The third time it came up, he said, ‘That magazine of yours… Do it.’

I said, ‘OK, I’ll get you a business plan.’

‘No,’ Les said, ‘do it.’

‘Oh,’ I said, figuring I’d just skipped about 15 steps, 10 reports, 200 meetings, and six years in the process I had endured launching Entertainment Weekly at task-force-ruled Time Inc. ‘You want me to get a prototype done.’

‘No,’ Les said, now impatient, ‘just launch it.’

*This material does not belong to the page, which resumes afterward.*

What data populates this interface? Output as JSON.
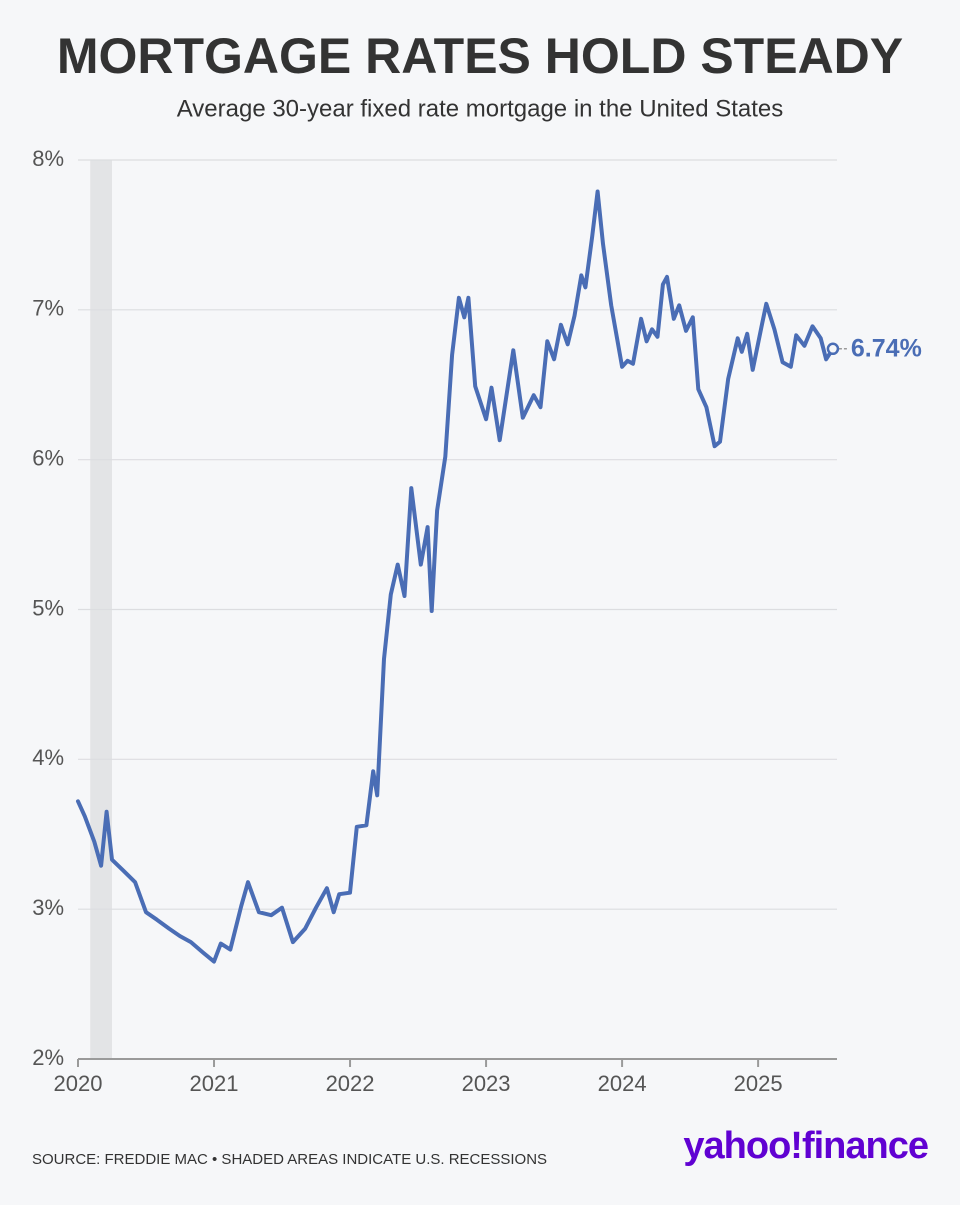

You could always count on quick decisions at News Corp. When he said ‘do it,’ he meant do it! That was the good side of Australian-rules management. The bad side was that an American executive, long since gone, also tried to make quick decisions and he insisted on a rate base (circulation) for the first issue of 1 million with no marketing whatsoever — a practical impossibility. To make up for that, they printed it TV-Guide-size and put it at checkouts in some TV Guide racks. Except after two weeks, TV Guide’s circ department feared my magazine hurting their sales — a not unreasonable idea — and they pulled my magazine. It had sold, as I recall, more than a half million copies — which for any magazine sold under such circumstances would have been a hit. They did put out a second issue of the magazine (large-size this time) but it was killed finally when the then ad director complained about her TV Guide sales force wasting their time on my $8k pages when they should be selling her $80k pages — also not unreasonable, but I couldn’t get a separate sales force and so the magazine died. (Though it is still a pretty damned good idea, I’d say).

So, Mr. Rooney, I’d be prepared for an atmosphere of decision making. If you don’t make a decision, you can bet someone else will beat you to it. Rather than saying, ‘You don’t just flip the switch, you know,’ I’d suggest offering ideas about how you could flip it. You’re not in Kansas anymore.